Around 25% of this kind of injury is secondary to a person being hit by a slow speed car at roughly the height of the knee joint, the bumper being the primary contact point. Falling from a height or sporting activities including horse riding can also result in this fracture. A fracture may result from a low energy event or a high energy event, depression fractures being more common from lower energy contacts and splitting fractures more common in higher energy involvement. This type of fracture can present in many complex ways and Schatzker and co workers have proposed a classification into six subtypes which is widely used.

On assessment the surgeon will not only assess the fracture itself but the health of the surrounding tissues such as the local muscles, nerves and blood vessels. Around half of tibial plateau fractures may have accompanying injuries to the cruciate ligaments and the cartilages (menisci) which may need surgical intervention themselves. Due to the typical force being in a knock knee direction the medial collateral ligament is more likely to suffer damage than the lateral. Fractures of the medial plateau usually involve more forceful injuries due to the stronger bony areas and this can increase the risk of soft tissue complications.

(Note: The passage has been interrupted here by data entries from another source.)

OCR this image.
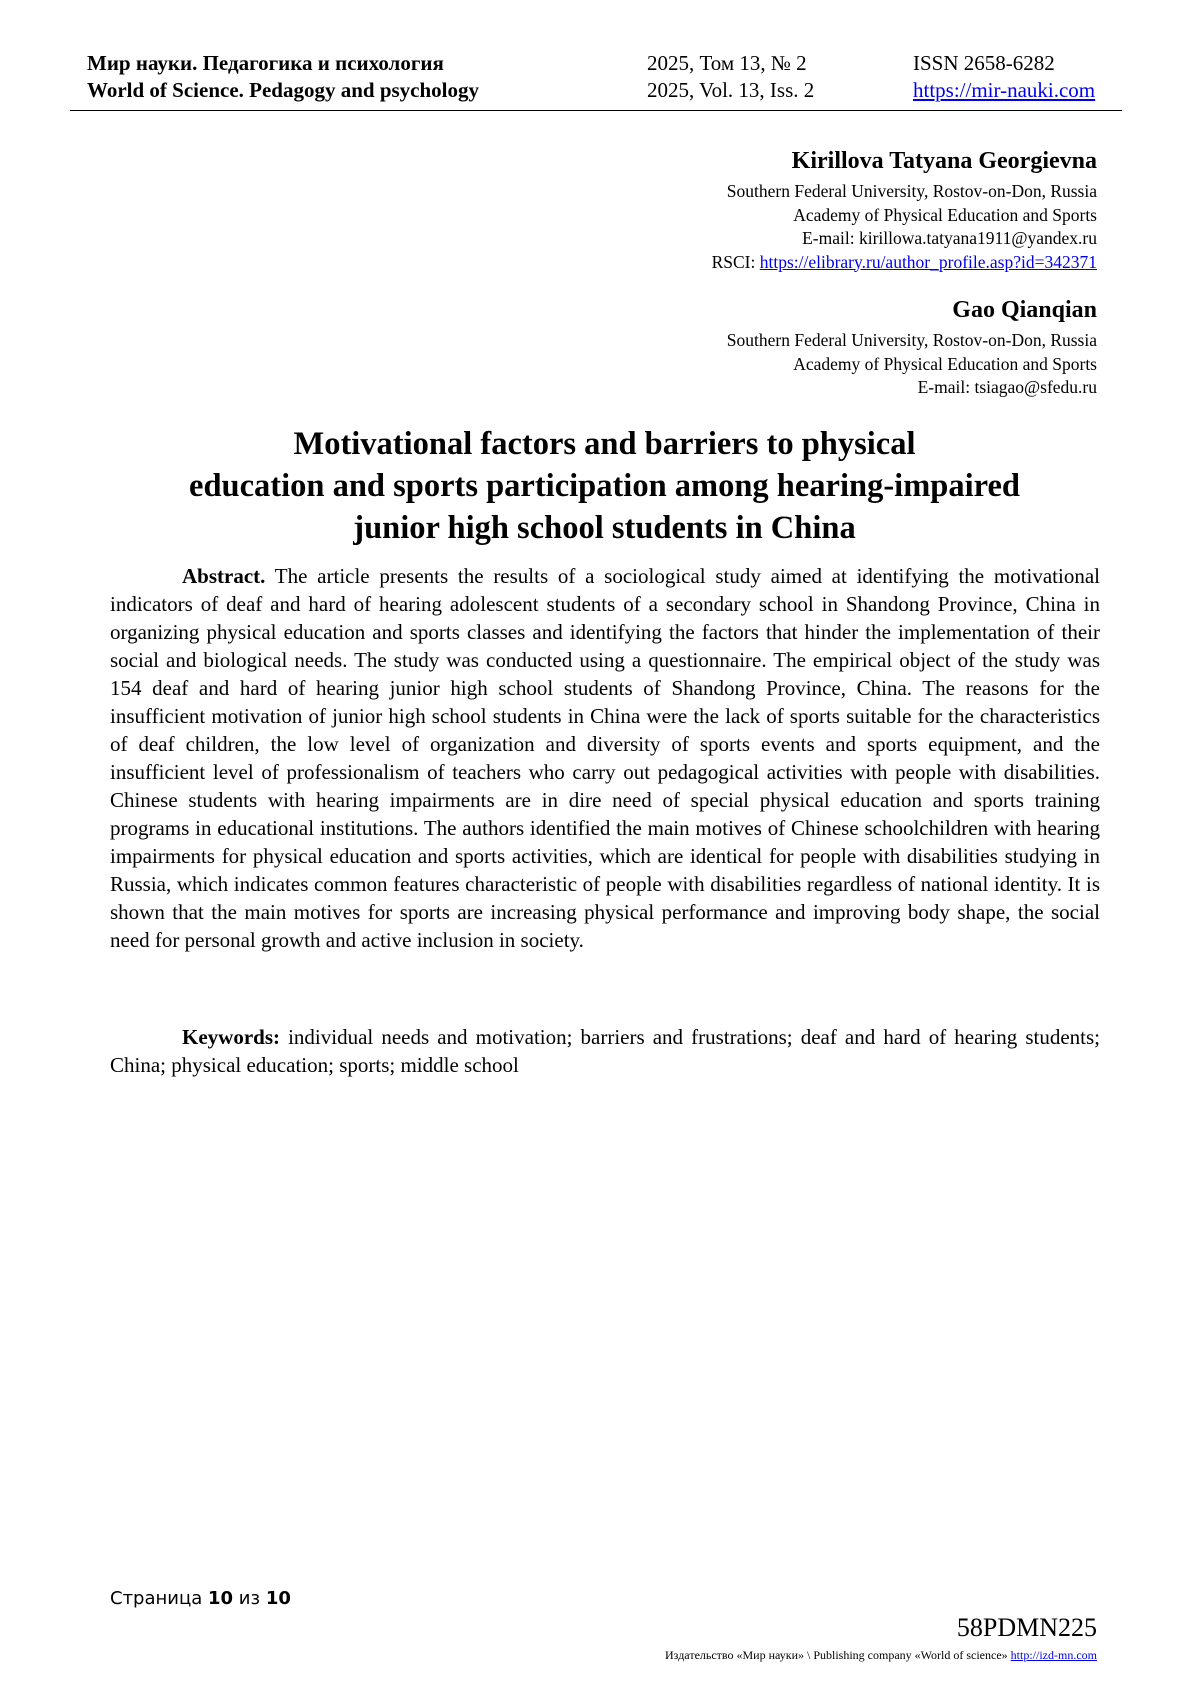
Мир науки. Педагогика и психология	2025, Том 13, № 2	ISSN 2658-6282
World of Science. Pedagogy and psychology	2025, Vol. 13, Iss. 2	https://mir-nauki.com
Kirillova Tatyana Georgievna
Southern Federal University, Rostov-on-Don, Russia
Academy of Physical Education and Sports
E-mail: kirillowa.tatyana1911@yandex.ru
RSCI: https://elibrary.ru/author_profile.asp?id=342371
Gao Qianqian
Southern Federal University, Rostov-on-Don, Russia
Academy of Physical Education and Sports
E-mail: tsiagao@sfedu.ru
Motivational factors and barriers to physical
education and sports participation among hearing-impaired
junior high school students in China
Abstract. The article presents the results of a sociological study aimed at identifying the motivational indicators of deaf and hard of hearing adolescent students of a secondary school in Shandong Province, China in organizing physical education and sports classes and identifying the factors that hinder the implementation of their social and biological needs. The study was conducted using a questionnaire. The empirical object of the study was 154 deaf and hard of hearing junior high school students of Shandong Province, China. The reasons for the insufficient motivation of junior high school students in China were the lack of sports suitable for the characteristics of deaf children, the low level of organization and diversity of sports events and sports equipment, and the insufficient level of professionalism of teachers who carry out pedagogical activities with people with disabilities. Chinese students with hearing impairments are in dire need of special physical education and sports training programs in educational institutions. The authors identified the main motives of Chinese schoolchildren with hearing impairments for physical education and sports activities, which are identical for people with disabilities studying in Russia, which indicates common features characteristic of people with disabilities regardless of national identity. It is shown that the main motives for sports are increasing physical performance and improving body shape, the social need for personal growth and active inclusion in society.
Keywords: individual needs and motivation; barriers and frustrations; deaf and hard of hearing students; China; physical education; sports; middle school
Страница 10 из 10
58PDMN225
Издательство «Мир науки» \ Publishing company «World of science» http://izd-mn.com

Surgeons may be happy to accept a range of fracture displacement and pursue conservative or non-operative management in these cases. Lifting the depressed plateau and securing bone graft underneath it may be required if depression exceeds 5mm in depth. Open fractures, where a wound is continuous with the fracture, mean that surgery will be needed, as it is also if the blood supply has been compromised by vessel damage or if compartment syndrome has developed in the lower leg. Less severe fractures can be conservatively managed and if there is severe soft tissue compromise then surgery may have to be postponed.

With the diagnosis established the treatment plan can begin with treatment modalities targeted at lowering oedema and inflammation, including limb elevation, tissue compression, immobilisation of the area and resting the part. The removal by surgery of any non-viable dead and dying tissues (debridement) is vital to safeguard the remaining healthy tissues. Fasciotomy may be required to release excessive pressure from one or more of the leg compartments should compartment syndrome threaten the viability of the limb.

Treatment of fractures of the tibial plateau is aimed at restoring the stability of the knee joint, its correct alignment and anatomical relationships of the joint along with full movement in the knee so the knee will function well, is painless and will not suffer arthritic change. If the joint is unstable then surgery will have to be performed, holding the fragments with as little movement as possible. In younger patients with good bone quality then internal fixation may be successful, however older patients with poor bone quality may need to be functionally braced or have total knee replacement.